How does SimpleTrace differ from Carlini-style extraction attacks?

Carlini-style methods start from the model: craft adversarial prompts and observe what leaks out. SimpleTrace inverts the problem direction. It indexes the training corpus with infini-gram (which can query trillions of tokens in sub-second time), then checks whether model outputs match known documents. This gives deterministic, reproducible attribution rather than probabilistic discovery, and it catches near-verbatim paraphrases that pure extraction attacks might miss.

Could self-improvement techniques invalidate a low propensity score?

MIPO, accepted at ICML 2026, demonstrates that LLMs can refine their own outputs using only internal contrastive signals with no external data. A model that scores low on propensity today could, after self-improvement passes, reorganize its internal representations in ways that surface previously latent memorized content more readily under targeted prompting. Propensity scores measured now are a snapshot of current behavior, not a bound on future extractability.

What infrastructure does a team need to replicate PropMe’s methodology?

Three components: the target model weights, the complete training corpus in searchable form, and an n-gram index (infini-gram or equivalent) capable of querying trillions of tokens fast enough to score large sample sets. Building and hosting that index is the practical bottleneck. The paper’s two models were chosen partly because their training corpora (Common Pile and Dynaword) were already publicly indexed, removing that setup cost.
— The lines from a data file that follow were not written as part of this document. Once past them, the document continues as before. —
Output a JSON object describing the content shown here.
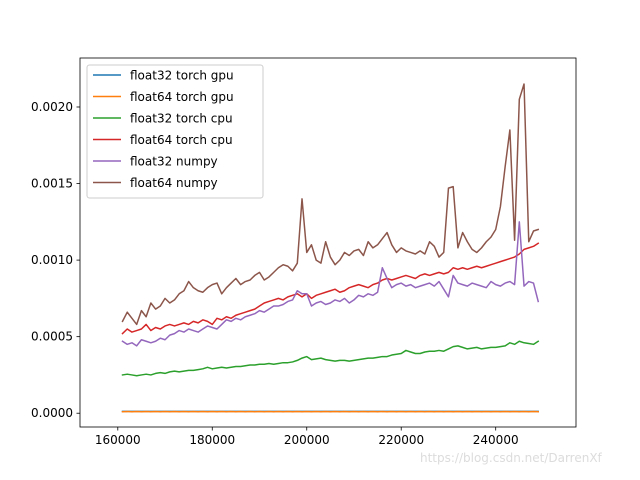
{
  "chart_data": {
    "type": "line",
    "xlim": [
      152000,
      257000
    ],
    "ylim": [
      -9e-05,
      0.00232
    ],
    "x_ticks": [
      {
        "value": 160000,
        "label": "160000"
      },
      {
        "value": 180000,
        "label": "180000"
      },
      {
        "value": 200000,
        "label": "200000"
      },
      {
        "value": 220000,
        "label": "220000"
      },
      {
        "value": 240000,
        "label": "240000"
      }
    ],
    "y_ticks": [
      {
        "value": 0.0,
        "label": "0.0000"
      },
      {
        "value": 0.0005,
        "label": "0.0005"
      },
      {
        "value": 0.001,
        "label": "0.0010"
      },
      {
        "value": 0.0015,
        "label": "0.0015"
      },
      {
        "value": 0.002,
        "label": "0.0020"
      }
    ],
    "grid": false,
    "legend_position": "top-left",
    "x": [
      161000,
      162000,
      163000,
      164000,
      165000,
      166000,
      167000,
      168000,
      169000,
      170000,
      171000,
      172000,
      173000,
      174000,
      175000,
      176000,
      177000,
      178000,
      179000,
      180000,
      181000,
      182000,
      183000,
      184000,
      185000,
      186000,
      187000,
      188000,
      189000,
      190000,
      191000,
      192000,
      193000,
      194000,
      195000,
      196000,
      197000,
      198000,
      199000,
      200000,
      201000,
      202000,
      203000,
      204000,
      205000,
      206000,
      207000,
      208000,
      209000,
      210000,
      211000,
      212000,
      213000,
      214000,
      215000,
      216000,
      217000,
      218000,
      219000,
      220000,
      221000,
      222000,
      223000,
      224000,
      225000,
      226000,
      227000,
      228000,
      229000,
      230000,
      231000,
      232000,
      233000,
      234000,
      235000,
      236000,
      237000,
      238000,
      239000,
      240000,
      241000,
      242000,
      243000,
      244000,
      245000,
      246000,
      247000,
      248000,
      249000
    ],
    "series": [
      {
        "name": "float32 torch gpu",
        "color": "#1f77b4",
        "values": [
          1.2e-05,
          1.2e-05,
          1.2e-05,
          1.2e-05,
          1.2e-05,
          1.2e-05,
          1.2e-05,
          1.2e-05,
          1.2e-05,
          1.2e-05,
          1.2e-05,
          1.2e-05,
          1.2e-05,
          1.2e-05,
          1.2e-05,
          1.2e-05,
          1.2e-05,
          1.2e-05,
          1.2e-05,
          1.2e-05,
          1.2e-05,
          1.2e-05,
          1.2e-05,
          1.2e-05,
          1.2e-05,
          1.2e-05,
          1.2e-05,
          1.2e-05,
          1.2e-05,
          1.2e-05,
          1.2e-05,
          1.2e-05,
          1.2e-05,
          1.2e-05,
          1.2e-05,
          1.2e-05,
          1.2e-05,
          1.2e-05,
          1.2e-05,
          1.2e-05,
          1.2e-05,
          1.2e-05,
          1.2e-05,
          1.2e-05,
          1.2e-05,
          1.2e-05,
          1.2e-05,
          1.2e-05,
          1.2e-05,
          1.2e-05,
          1.2e-05,
          1.2e-05,
          1.2e-05,
          1.2e-05,
          1.2e-05,
          1.2e-05,
          1.2e-05,
          1.2e-05,
          1.2e-05,
          1.2e-05,
          1.2e-05,
          1.2e-05,
          1.2e-05,
          1.2e-05,
          1.2e-05,
          1.2e-05,
          1.2e-05,
          1.2e-05,
          1.2e-05,
          1.2e-05,
          1.2e-05,
          1.2e-05,
          1.2e-05,
          1.2e-05,
          1.2e-05,
          1.2e-05,
          1.2e-05,
          1.2e-05,
          1.2e-05,
          1.2e-05,
          1.2e-05,
          1.2e-05,
          1.2e-05,
          1.2e-05,
          1.2e-05,
          1.2e-05,
          1.2e-05,
          1.2e-05,
          1.2e-05
        ]
      },
      {
        "name": "float64 torch gpu",
        "color": "#ff7f0e",
        "values": [
          1e-05,
          1.1e-05,
          1e-05,
          1.1e-05,
          1e-05,
          1.1e-05,
          1e-05,
          1.1e-05,
          1e-05,
          1.1e-05,
          1e-05,
          1.1e-05,
          1e-05,
          1.1e-05,
          1e-05,
          1.1e-05,
          1e-05,
          1.1e-05,
          1e-05,
          1.1e-05,
          1e-05,
          1.1e-05,
          1e-05,
          1.1e-05,
          1e-05,
          1.1e-05,
          1e-05,
          1.1e-05,
          1e-05,
          1.1e-05,
          1e-05,
          1.1e-05,
          1e-05,
          1.1e-05,
          1e-05,
          1.1e-05,
          1e-05,
          1.1e-05,
          1e-05,
          1.1e-05,
          1e-05,
          1.1e-05,
          1e-05,
          1.1e-05,
          1e-05,
          1.1e-05,
          1e-05,
          1.1e-05,
          1e-05,
          1.1e-05,
          1e-05,
          1.1e-05,
          1e-05,
          1.1e-05,
          1e-05,
          1.1e-05,
          1e-05,
          1.1e-05,
          1e-05,
          1.1e-05,
          1e-05,
          1.1e-05,
          1e-05,
          1.1e-05,
          1e-05,
          1.1e-05,
          1e-05,
          1.1e-05,
          1e-05,
          1.1e-05,
          1e-05,
          1.1e-05,
          1e-05,
          1.1e-05,
          1e-05,
          1.1e-05,
          1e-05,
          1.1e-05,
          1e-05,
          1.1e-05,
          1e-05,
          1.1e-05,
          1e-05,
          1.1e-05,
          1e-05,
          1.1e-05,
          1e-05,
          1.1e-05,
          1e-05
        ]
      },
      {
        "name": "float32 torch cpu",
        "color": "#2ca02c",
        "values": [
          0.00025,
          0.000255,
          0.00025,
          0.000245,
          0.00025,
          0.000255,
          0.00025,
          0.00026,
          0.000265,
          0.00026,
          0.00027,
          0.000275,
          0.00027,
          0.000275,
          0.00028,
          0.00028,
          0.000285,
          0.00029,
          0.0003,
          0.00029,
          0.000295,
          0.0003,
          0.000295,
          0.0003,
          0.000305,
          0.000305,
          0.00031,
          0.000315,
          0.000315,
          0.00032,
          0.00032,
          0.000325,
          0.00032,
          0.000325,
          0.00033,
          0.00033,
          0.000335,
          0.000345,
          0.00036,
          0.00037,
          0.00035,
          0.000355,
          0.00036,
          0.00035,
          0.000345,
          0.00034,
          0.000345,
          0.000345,
          0.00034,
          0.000345,
          0.00035,
          0.000355,
          0.00036,
          0.00036,
          0.000365,
          0.00037,
          0.00037,
          0.00038,
          0.000385,
          0.00039,
          0.00041,
          0.0004,
          0.00039,
          0.00039,
          0.0004,
          0.000405,
          0.000405,
          0.00041,
          0.000405,
          0.00042,
          0.000435,
          0.00044,
          0.00043,
          0.00042,
          0.000425,
          0.00043,
          0.00042,
          0.000425,
          0.00043,
          0.00043,
          0.000435,
          0.00044,
          0.00046,
          0.00045,
          0.00047,
          0.00046,
          0.000455,
          0.00045,
          0.00047
        ]
      },
      {
        "name": "float64 torch cpu",
        "color": "#d62728",
        "values": [
          0.00052,
          0.00055,
          0.00053,
          0.00054,
          0.00055,
          0.00058,
          0.00054,
          0.00056,
          0.00055,
          0.00057,
          0.00058,
          0.00057,
          0.00058,
          0.00059,
          0.00058,
          0.0006,
          0.00059,
          0.00061,
          0.0006,
          0.00058,
          0.00062,
          0.00061,
          0.00063,
          0.00062,
          0.00064,
          0.00065,
          0.00066,
          0.00067,
          0.00068,
          0.0007,
          0.00072,
          0.00073,
          0.00074,
          0.00075,
          0.00074,
          0.00076,
          0.00077,
          0.00078,
          0.00076,
          0.00078,
          0.00075,
          0.00077,
          0.00078,
          0.00079,
          0.0008,
          0.00081,
          0.00079,
          0.0008,
          0.00082,
          0.00083,
          0.00084,
          0.00083,
          0.00082,
          0.00084,
          0.00085,
          0.00087,
          0.00088,
          0.00087,
          0.00088,
          0.00089,
          0.0009,
          0.00089,
          0.00088,
          0.0009,
          0.00091,
          0.0009,
          0.00091,
          0.00092,
          0.00091,
          0.00092,
          0.00095,
          0.00094,
          0.00095,
          0.00094,
          0.00095,
          0.00096,
          0.00095,
          0.00096,
          0.00097,
          0.00098,
          0.00099,
          0.001,
          0.00101,
          0.00102,
          0.00104,
          0.00107,
          0.00108,
          0.00109,
          0.00111
        ]
      },
      {
        "name": "float32 numpy",
        "color": "#9467bd",
        "values": [
          0.00047,
          0.00045,
          0.00046,
          0.00044,
          0.00048,
          0.00047,
          0.00046,
          0.00047,
          0.00049,
          0.00048,
          0.00051,
          0.00052,
          0.00054,
          0.00053,
          0.00055,
          0.00054,
          0.00053,
          0.00055,
          0.00057,
          0.00056,
          0.00055,
          0.00058,
          0.00061,
          0.0006,
          0.00062,
          0.00061,
          0.00063,
          0.00064,
          0.00065,
          0.00067,
          0.00066,
          0.00068,
          0.0007,
          0.0007,
          0.00071,
          0.00073,
          0.00074,
          0.0008,
          0.00078,
          0.00078,
          0.0007,
          0.00072,
          0.00073,
          0.00071,
          0.00072,
          0.00074,
          0.00073,
          0.00075,
          0.00072,
          0.00074,
          0.00077,
          0.00076,
          0.00078,
          0.00077,
          0.00079,
          0.00095,
          0.00088,
          0.00082,
          0.00084,
          0.00085,
          0.00083,
          0.00084,
          0.00082,
          0.00083,
          0.00084,
          0.00085,
          0.00083,
          0.00086,
          0.00081,
          0.00076,
          0.0009,
          0.00085,
          0.00084,
          0.00083,
          0.00085,
          0.00084,
          0.00083,
          0.00082,
          0.00086,
          0.00084,
          0.00083,
          0.00085,
          0.00086,
          0.00084,
          0.00125,
          0.00083,
          0.00086,
          0.00085,
          0.00073
        ]
      },
      {
        "name": "float64 numpy",
        "color": "#8c564b",
        "values": [
          0.0006,
          0.00066,
          0.00062,
          0.00058,
          0.00067,
          0.00063,
          0.00072,
          0.00068,
          0.0007,
          0.00075,
          0.00072,
          0.00074,
          0.00078,
          0.0008,
          0.00086,
          0.00082,
          0.0008,
          0.00079,
          0.00082,
          0.00084,
          0.00085,
          0.00078,
          0.00082,
          0.00085,
          0.00088,
          0.00084,
          0.00086,
          0.00087,
          0.0009,
          0.00092,
          0.00087,
          0.00089,
          0.00092,
          0.00095,
          0.00097,
          0.00096,
          0.00093,
          0.00098,
          0.0014,
          0.00105,
          0.0011,
          0.001,
          0.00098,
          0.00112,
          0.00102,
          0.00097,
          0.001,
          0.00105,
          0.00103,
          0.00106,
          0.00107,
          0.00103,
          0.00112,
          0.00108,
          0.0011,
          0.00114,
          0.00118,
          0.0011,
          0.00105,
          0.00108,
          0.00106,
          0.00105,
          0.00104,
          0.00106,
          0.00104,
          0.00112,
          0.00109,
          0.00102,
          0.00105,
          0.00147,
          0.00148,
          0.00108,
          0.00118,
          0.00112,
          0.00107,
          0.00105,
          0.00108,
          0.00112,
          0.00115,
          0.0012,
          0.00135,
          0.00161,
          0.00185,
          0.00113,
          0.00205,
          0.00215,
          0.00112,
          0.00119,
          0.0012
        ]
      }
    ]
  },
  "watermark": "https://blog.csdn.net/DarrenXf"
}
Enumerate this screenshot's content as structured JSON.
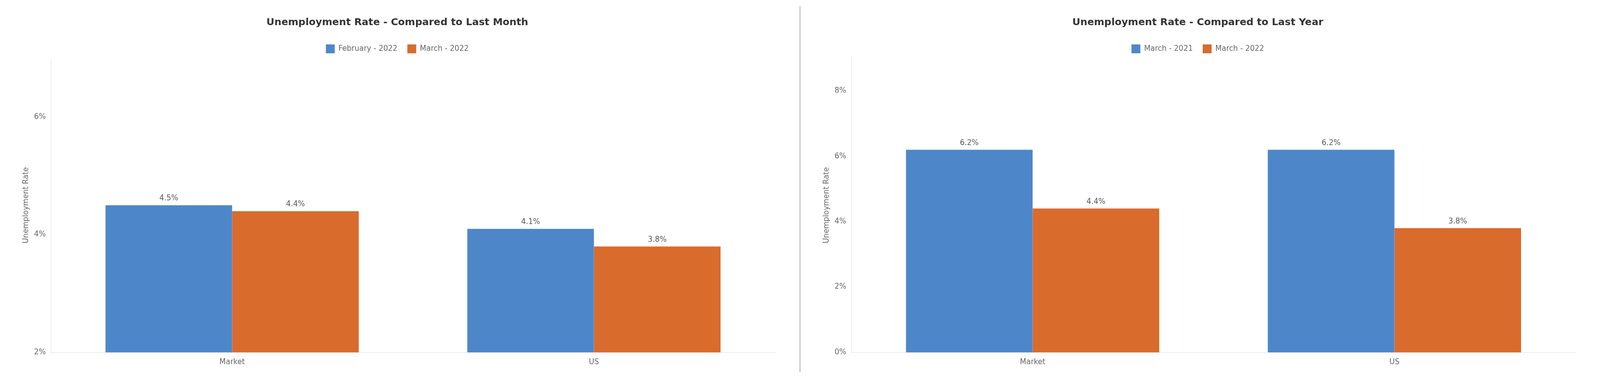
{
  "chart_data": [
    {
      "type": "bar",
      "title": "Unemployment Rate - Compared to Last Month",
      "ylabel": "Unemployment Rate",
      "categories": [
        "Market",
        "US"
      ],
      "series": [
        {
          "name": "February - 2022",
          "color": "#4E87C9",
          "values": [
            4.5,
            4.1
          ],
          "value_labels": [
            "4.5%",
            "4.1%"
          ]
        },
        {
          "name": "March - 2022",
          "color": "#D96B2D",
          "values": [
            4.4,
            3.8
          ],
          "value_labels": [
            "4.4%",
            "3.8%"
          ]
        }
      ],
      "ylim": [
        2,
        7
      ],
      "yticks": [
        {
          "value": 2,
          "label": "2%"
        },
        {
          "value": 4,
          "label": "4%"
        },
        {
          "value": 6,
          "label": "6%"
        }
      ],
      "data_labels": true,
      "grid": false,
      "legend": "top"
    },
    {
      "type": "bar",
      "title": "Unemployment Rate - Compared to Last Year",
      "ylabel": "Unemployment Rate",
      "categories": [
        "Market",
        "US"
      ],
      "series": [
        {
          "name": "March - 2021",
          "color": "#4E87C9",
          "values": [
            6.2,
            6.2
          ],
          "value_labels": [
            "6.2%",
            "6.2%"
          ]
        },
        {
          "name": "March - 2022",
          "color": "#D96B2D",
          "values": [
            4.4,
            3.8
          ],
          "value_labels": [
            "4.4%",
            "3.8%"
          ]
        }
      ],
      "ylim": [
        0,
        9
      ],
      "yticks": [
        {
          "value": 0,
          "label": "0%"
        },
        {
          "value": 2,
          "label": "2%"
        },
        {
          "value": 4,
          "label": "4%"
        },
        {
          "value": 6,
          "label": "6%"
        },
        {
          "value": 8,
          "label": "8%"
        }
      ],
      "data_labels": true,
      "grid": false,
      "legend": "top"
    }
  ]
}
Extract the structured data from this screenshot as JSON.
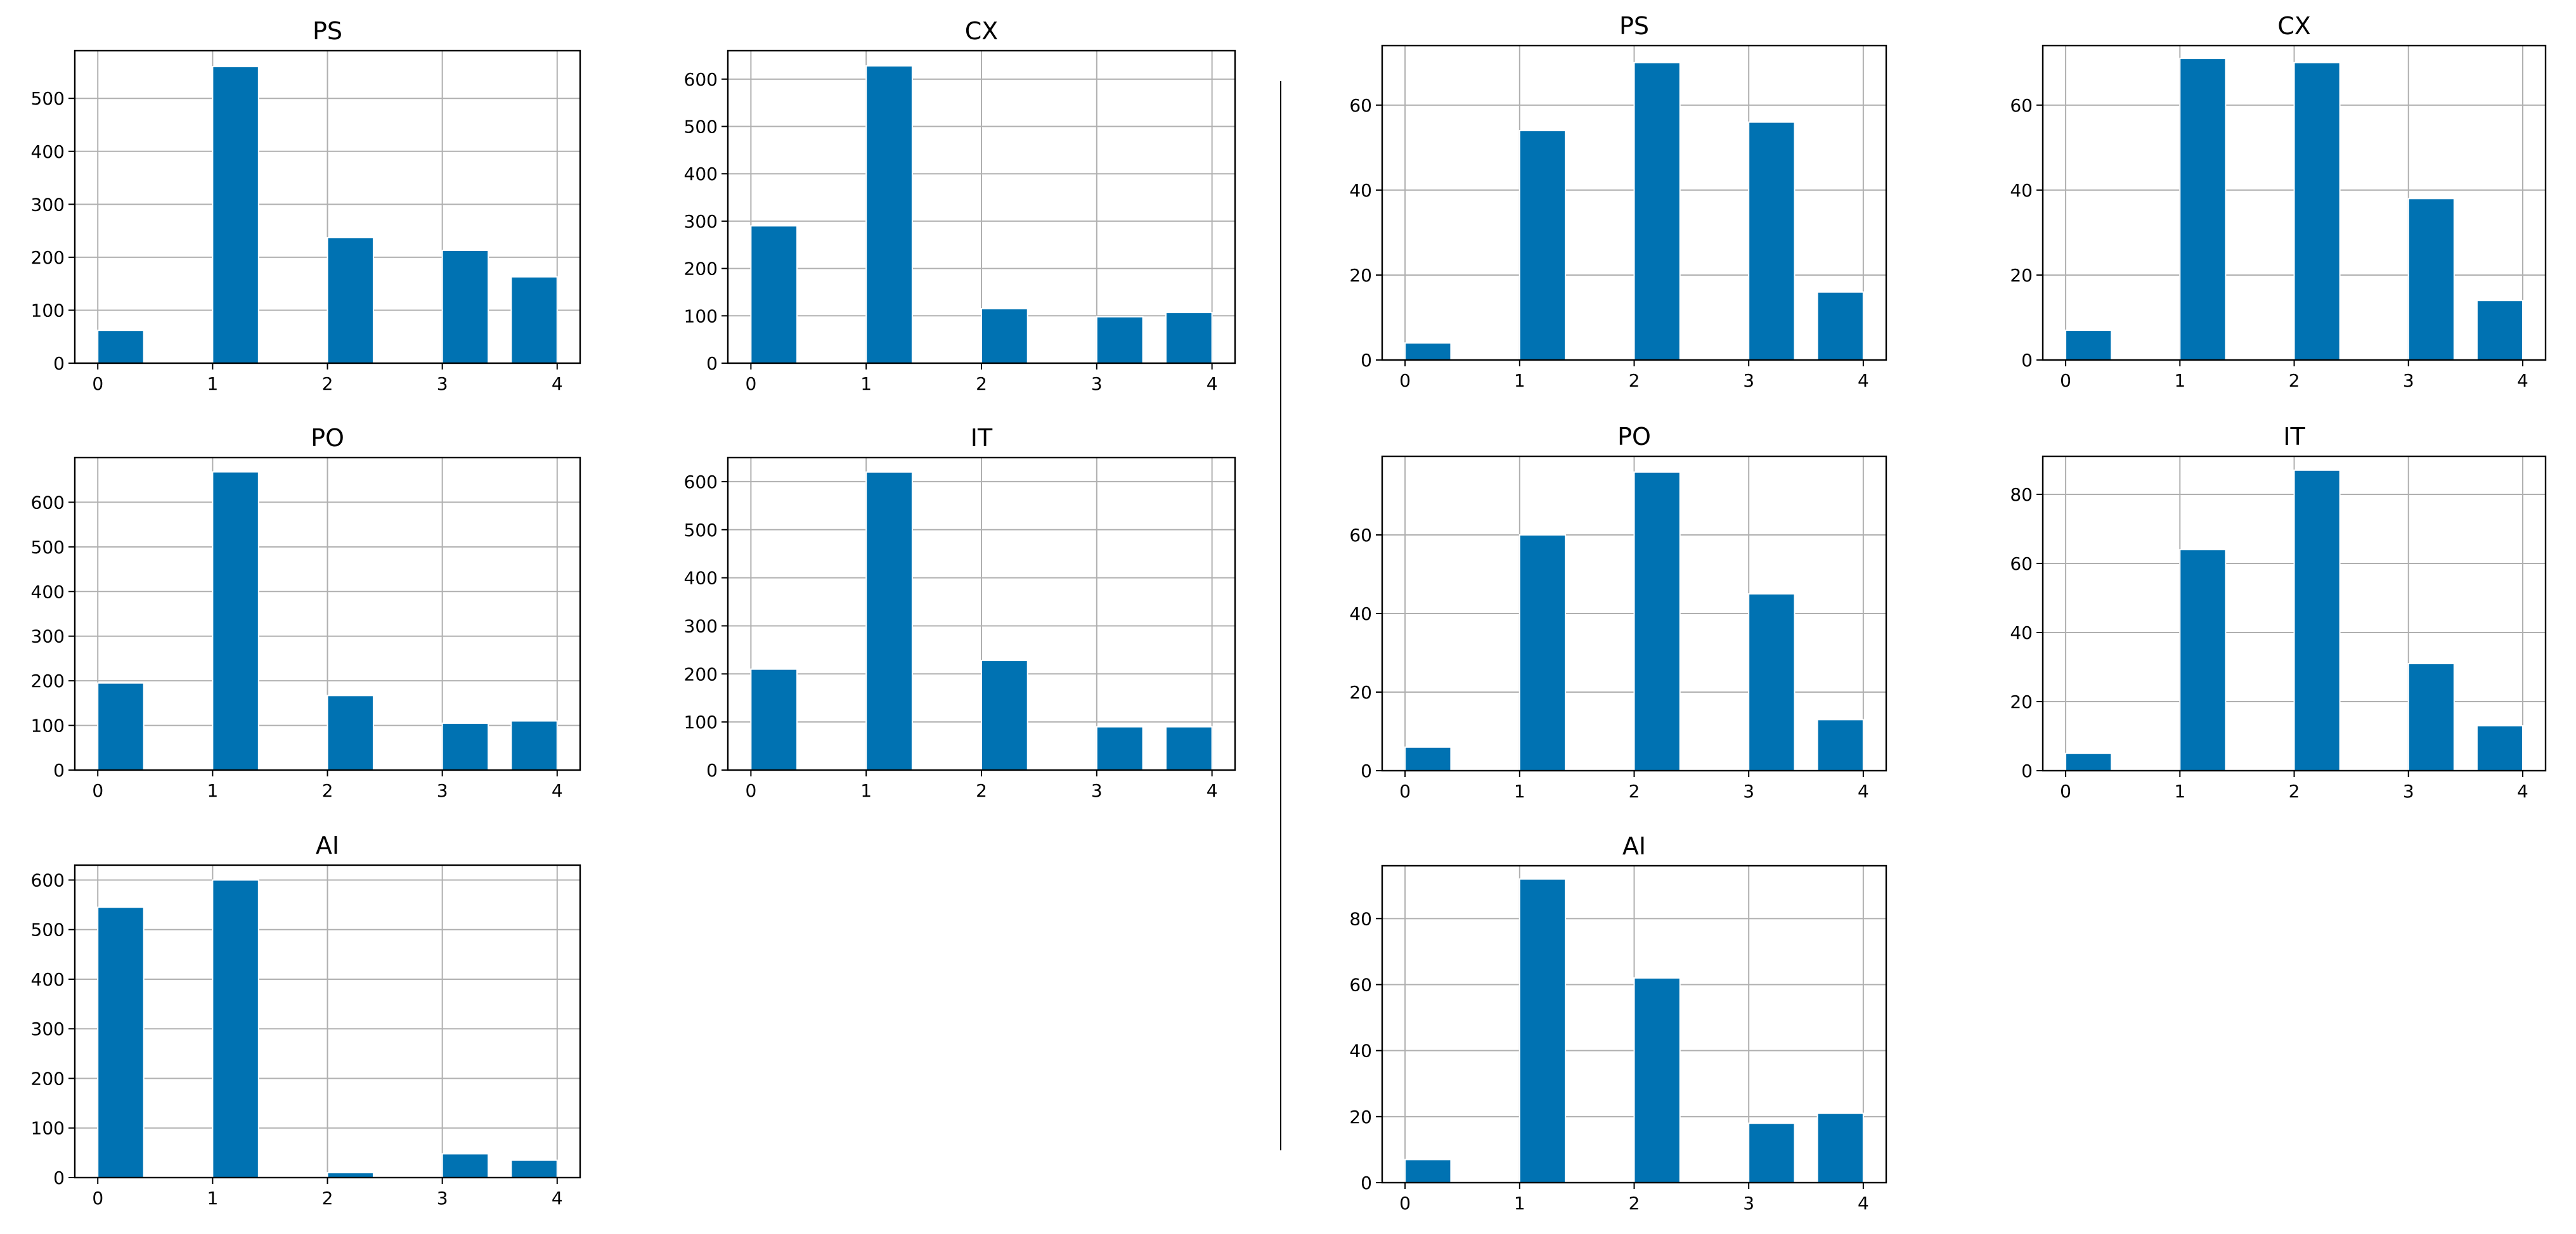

Does benchmark contamination also affect memorization audit accuracy?

CoEval (arXiv 2606.03650) found that public benchmark items leak into pretraining corpora and get recalled verbatim rather than genuinely solved. This contamination cuts both ways: it inflates capability scores on benchmarks, and it can distort memorization measurements if the audit prompts themselves appear in the training data. Any team running PropMe-style audits should verify their test prompts are not already part of the model’s pretraining mix.